Cristãos libaneses denunciam ataques contra símbolos religiosos após um novo incidente com soldados israelíes

Cristãos libaneses denunciam ataques contra símbolos religiosos após um novo incidente com soldados israelíes

Um novo incidente protagonizado por soldados israelenses no sul do Líbano provocou esta semana indignação entre as comunidades cristãs da região e novas críticas contra o comportamento de alguns membros das Forças de Defesa de Israel (FDI) em aldeias sob controle militar israelense.

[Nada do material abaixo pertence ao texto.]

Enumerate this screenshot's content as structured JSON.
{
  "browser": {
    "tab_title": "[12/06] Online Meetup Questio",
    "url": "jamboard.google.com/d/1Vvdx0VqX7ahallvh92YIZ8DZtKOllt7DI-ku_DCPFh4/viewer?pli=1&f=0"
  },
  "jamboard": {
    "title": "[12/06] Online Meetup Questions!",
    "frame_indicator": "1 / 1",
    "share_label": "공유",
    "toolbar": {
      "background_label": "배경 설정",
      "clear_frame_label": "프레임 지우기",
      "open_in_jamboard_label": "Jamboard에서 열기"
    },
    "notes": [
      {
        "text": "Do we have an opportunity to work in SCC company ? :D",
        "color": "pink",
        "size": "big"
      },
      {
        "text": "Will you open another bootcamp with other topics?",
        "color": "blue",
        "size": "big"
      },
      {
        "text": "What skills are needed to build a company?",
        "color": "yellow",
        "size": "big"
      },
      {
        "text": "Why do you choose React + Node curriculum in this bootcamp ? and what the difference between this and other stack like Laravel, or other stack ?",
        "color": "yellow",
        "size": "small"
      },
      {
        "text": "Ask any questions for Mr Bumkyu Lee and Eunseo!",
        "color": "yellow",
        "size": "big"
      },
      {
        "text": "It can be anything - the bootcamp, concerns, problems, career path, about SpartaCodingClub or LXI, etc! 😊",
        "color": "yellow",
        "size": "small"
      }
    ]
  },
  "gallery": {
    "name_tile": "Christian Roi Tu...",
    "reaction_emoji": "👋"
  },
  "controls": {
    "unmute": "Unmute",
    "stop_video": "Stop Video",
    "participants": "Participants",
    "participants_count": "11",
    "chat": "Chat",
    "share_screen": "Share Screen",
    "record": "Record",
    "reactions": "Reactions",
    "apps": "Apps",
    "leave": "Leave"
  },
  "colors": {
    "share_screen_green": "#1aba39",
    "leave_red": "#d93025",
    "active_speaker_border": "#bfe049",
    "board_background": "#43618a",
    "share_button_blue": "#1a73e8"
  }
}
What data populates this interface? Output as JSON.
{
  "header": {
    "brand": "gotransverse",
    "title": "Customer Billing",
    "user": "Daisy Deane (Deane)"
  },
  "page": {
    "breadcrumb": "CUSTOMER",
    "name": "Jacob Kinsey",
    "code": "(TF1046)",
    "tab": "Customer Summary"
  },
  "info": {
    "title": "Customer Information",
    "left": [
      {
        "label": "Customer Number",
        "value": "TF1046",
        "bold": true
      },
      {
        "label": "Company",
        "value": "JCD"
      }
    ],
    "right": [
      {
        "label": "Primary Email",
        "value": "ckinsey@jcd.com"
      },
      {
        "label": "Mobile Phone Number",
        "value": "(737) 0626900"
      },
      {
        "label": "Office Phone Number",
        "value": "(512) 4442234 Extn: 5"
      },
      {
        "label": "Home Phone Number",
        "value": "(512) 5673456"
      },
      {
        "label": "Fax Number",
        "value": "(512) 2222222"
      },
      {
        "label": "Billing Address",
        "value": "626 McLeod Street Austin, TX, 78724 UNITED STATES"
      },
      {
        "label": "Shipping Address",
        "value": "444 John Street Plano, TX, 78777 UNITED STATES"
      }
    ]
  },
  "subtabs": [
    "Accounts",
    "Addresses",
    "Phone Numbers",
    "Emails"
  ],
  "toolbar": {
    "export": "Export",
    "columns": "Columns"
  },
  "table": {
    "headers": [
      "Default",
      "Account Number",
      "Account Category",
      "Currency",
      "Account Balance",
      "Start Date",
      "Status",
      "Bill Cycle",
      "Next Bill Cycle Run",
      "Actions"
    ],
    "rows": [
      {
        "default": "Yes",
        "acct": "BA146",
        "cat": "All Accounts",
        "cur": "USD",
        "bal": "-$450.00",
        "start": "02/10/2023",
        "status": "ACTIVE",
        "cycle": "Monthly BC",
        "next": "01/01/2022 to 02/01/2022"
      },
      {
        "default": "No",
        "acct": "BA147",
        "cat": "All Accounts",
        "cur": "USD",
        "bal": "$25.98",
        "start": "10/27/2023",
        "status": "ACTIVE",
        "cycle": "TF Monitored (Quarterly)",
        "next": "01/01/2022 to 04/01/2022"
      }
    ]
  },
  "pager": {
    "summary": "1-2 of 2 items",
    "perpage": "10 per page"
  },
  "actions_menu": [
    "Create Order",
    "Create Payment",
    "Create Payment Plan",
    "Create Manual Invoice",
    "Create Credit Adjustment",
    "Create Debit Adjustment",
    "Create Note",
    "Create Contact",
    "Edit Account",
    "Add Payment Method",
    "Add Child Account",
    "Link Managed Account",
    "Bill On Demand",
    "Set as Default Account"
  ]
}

O fato veio à tona na quarta-feira, 6 de maio, quando começou a circular uma gravação em que se vê um combatente israelense fumando um cigarro e usando outro para introduzi-lo de forma burlesca em uma estátua da Virgem Maria. As imagens teriam sido gravadas na aldeia cristã de Dabel e difundidas posteriormente em redes sociais.

As FDI confirmaram a autenticidade do vídeo e asseguraram que o caso está sendo investigado. Em um comunicado, o exército israelense qualificou o comportamento como “grave” e assegurou que o soldado implicado será interrogado e sancionado.

“O comportamento do soldado se desvia completamente dos valores esperados dos combatentes”, afirmou o porta-voz militar israelense, que insistiu ainda em que não existe intenção de danificar símbolos religiosos ou infraestruturas civis durante as operações contra o Hezbollah no sul libanês.

Cresce o mal-estar entre os cristãos do sul do Líbano

O episódio voltou a alimentar o mal-estar das comunidades cristãs do sul do Líbano, que há meses denunciam atos de vandalismo e falta de respeito para com símbolos religiosos durante operações militares israelenses na zona.

Um habitante de Dabel declarou a meios locais que, apesar das promessas feitas por altos comandos israelenses, continuam a ocorrer incidentes ofensivos contra a fé cristã.

“Há soldados que desprezam nossa religião. O exército não controla os soldados”, afirmou o residente.

A polêmica ocorreu ainda poucas semanas depois de outro episódio que gerou forte repercussão internacional: a destruição de uma estátua de Cristo por parte de um soldado israelense em outra aldeia cristã do sul do Líbano.

Caso que terminou com 30 dias de prisão para o militar implicado, enquanto que outros soldados presentes foram sancionados por não intervir nem informar o fato.

Reação do Vaticano e preocupação pelos lugares cristãos

A Custodia Terrae Sanctae —instituição responsável pela proteção dos lugares santos cristãos na Terra Santa e no Oriente Médio— condenou duramente o incidente e pediu a Israel para agir “com máxima severidade”.

Em um comunicado, a instituição expressou sua “profunda tristeza pela falta de respeito e o dano contínuo aos símbolos sagrados da religião cristã”.

“Trata-se de um comportamento indignante que deve cessar imediatamente”, afirmou a Custodia, reclamando ainda uma mensagem clara por parte do governo israelense e do exército para impedir que este tipo de fatos volte a se repetir.